Die verführerische Aura des von Mark Ruffalo (The Kids Are All Right) exzellent zwischen rauem Chauvinismus und sensibler Offenheit gespielten Detectives wird zugleich zum Sinnbild für Frannies unterdrückte Gelüste, die sich scheinbar in Malloy manifestieren. Überhaupt entsprechen die Figuren in Campions Film weniger konkret greifbaren Menschen als vielmehr Projektionsflächen, in denen die Regisseurin entgegengesetzte Charakterzüge spiegelt oder die sie als Blockaden begreift, an denen die tieferen Wesenszüge der Hauptfigur abprallt. Dabei entspricht Frannies Halbschwester Pauline, zu der sie ein inniges Verhältnis pflegt, deutlich ihrer eigenen sexuell unersättlichen, wilderen Seite, wenn die ihr dazu rät, unbedingt ein sexuelles Verhältnis mit dem Detective einzugehen.
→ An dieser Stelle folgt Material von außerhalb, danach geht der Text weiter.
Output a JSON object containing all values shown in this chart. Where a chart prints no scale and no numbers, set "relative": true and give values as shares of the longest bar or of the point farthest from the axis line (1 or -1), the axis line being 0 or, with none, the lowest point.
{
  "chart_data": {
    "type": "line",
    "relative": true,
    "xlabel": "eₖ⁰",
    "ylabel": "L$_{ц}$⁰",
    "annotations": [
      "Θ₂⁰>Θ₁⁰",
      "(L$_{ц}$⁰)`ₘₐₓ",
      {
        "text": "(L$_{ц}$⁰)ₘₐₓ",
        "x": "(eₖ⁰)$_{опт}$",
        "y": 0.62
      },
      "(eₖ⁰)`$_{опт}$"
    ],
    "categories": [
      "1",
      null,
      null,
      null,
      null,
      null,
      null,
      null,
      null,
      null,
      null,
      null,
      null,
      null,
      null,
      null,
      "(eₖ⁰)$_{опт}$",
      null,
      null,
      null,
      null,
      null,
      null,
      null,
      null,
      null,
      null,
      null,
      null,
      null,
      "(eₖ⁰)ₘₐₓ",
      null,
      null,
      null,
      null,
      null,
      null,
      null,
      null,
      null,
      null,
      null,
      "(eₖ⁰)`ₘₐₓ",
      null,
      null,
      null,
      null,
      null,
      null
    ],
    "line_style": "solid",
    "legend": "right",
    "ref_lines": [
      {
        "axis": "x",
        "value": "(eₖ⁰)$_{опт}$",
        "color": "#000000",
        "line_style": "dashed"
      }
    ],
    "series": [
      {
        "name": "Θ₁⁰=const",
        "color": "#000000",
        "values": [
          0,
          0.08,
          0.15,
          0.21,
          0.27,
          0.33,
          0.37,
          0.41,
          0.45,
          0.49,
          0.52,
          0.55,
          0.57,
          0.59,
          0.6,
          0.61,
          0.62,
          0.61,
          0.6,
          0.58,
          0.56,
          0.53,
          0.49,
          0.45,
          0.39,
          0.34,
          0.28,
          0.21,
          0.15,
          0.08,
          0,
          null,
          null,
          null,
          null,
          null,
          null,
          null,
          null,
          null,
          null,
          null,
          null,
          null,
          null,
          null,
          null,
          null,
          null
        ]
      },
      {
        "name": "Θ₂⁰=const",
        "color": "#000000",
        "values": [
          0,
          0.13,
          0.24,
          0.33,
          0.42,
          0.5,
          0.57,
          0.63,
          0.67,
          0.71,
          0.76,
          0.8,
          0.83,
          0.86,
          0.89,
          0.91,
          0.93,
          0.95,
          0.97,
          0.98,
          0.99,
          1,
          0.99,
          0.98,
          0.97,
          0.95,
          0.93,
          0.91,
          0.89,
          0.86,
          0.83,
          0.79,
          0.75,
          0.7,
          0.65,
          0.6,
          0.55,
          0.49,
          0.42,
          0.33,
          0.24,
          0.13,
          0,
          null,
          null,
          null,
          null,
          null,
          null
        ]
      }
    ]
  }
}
Der frustrierte Ex-Freund, der regelmäßig in Frannies Nähe auftaucht, und ein afroamerikanischer Schüler der Lehrerin, der genauso vehement um ihre Aufmerksamkeit buhlt, stehen wiederum für jenen Typ Mann, der Frannie als Frau sowie ihre dazugehörigen Bedürfnisse nicht verstehen und daher von Campion immer wieder wie unangemessene, unerwünschte Fremdkörper in die Handlung eingestreut werden.
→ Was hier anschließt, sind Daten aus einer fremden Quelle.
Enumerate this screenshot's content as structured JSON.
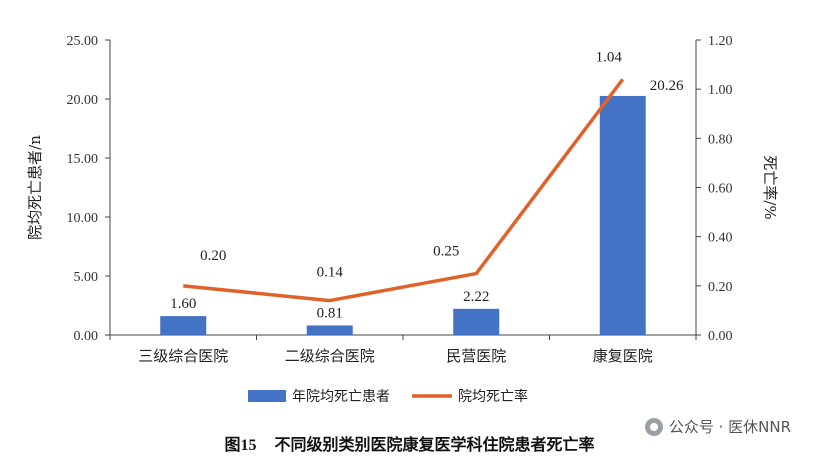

Dass die eigentliche Rahmenhandlung rund um den psychopathischen Serienkiller, der ausschließlich Frauen tötet und zerstückelt, mit erotischen Anleihen aus der komplizierten Gefühlswelt der weiblichen Hauptfigur kombiniert wird, führt zu einem bewusst unebenen, ruppigen Erzählrhythmus. Nichtsdestotrotz wird In the Cut gerade deshalb von einer ungewöhnlich faszinierenden Atmosphäre durchzogen, für die Campion hitzigen Sex und Momente voller verdichteter Emotionen mitunter in Szenen übersetzt, in denen die Bilder an ihren Rändern in einen verschwommenen Unschärfebereich übergehen. Besonders markant ist dabei, dass die Regisseurin den leidenschaftlichen, erotischen Momenten mit einer ähnlichen Sinnlichkeit begegnet wie den abscheulichen Bildern von Tatorten, an denen sich inmitten blutüberströmter Räumlichkeiten abgetrennte Körperteile verbergen. So entsteht der Eindruck eines in sich verschlungenen Traumlabyrinths, in dem Campion feministische Untertöne aufgrund der strikt weiblichen Perspektive mit düsteren Genre-Elementen des Crime-Thrillers kreuzt, um den Betrachter gleichermaßen vor den Kopf zu stoßen wie zu betören. Vor den Kopf gestoßen fühlt sich schlussendlich auch Frannie im Finale des Films, wenn sie erkennen muss, wie sie im Zuge ihres überbordenden Verlangens von der eigenen Wahrnehmung getäuscht wurde und ein letztes Mal auf ein finsteres Abbild ihrer tiefsten Abgründe trifft.

Fazit

Mit der Kombination aus hitzigem Erotik-Thriller, einem streng feministischen Blickwinkel sowie geradlinigen Genre-Elementen des Kriminalfilms erscheint Jane Campions „In the Cut“ zunächst als erzählerisch holpriges Experiment. Getragen wird der Film allerdings von einer ebenso irritierenden wie betörenden Atmosphäre, die den Handlungsort New York als schummrig strahlendes Reich der abgründigen Begierde, unerfüllten Sehnsüchte und manifestierten Albträume schildert. In diesem begegnet die Hauptfigur im Verlauf der seltsam verschlungenen Handlung Projektionsflächen und Abbilder ihrer eigenen unterbewussten Gefühle und Ängste, wobei sie nur durch die Überwindung dieser zu klarer Selbsterkenntnis gelangen kann.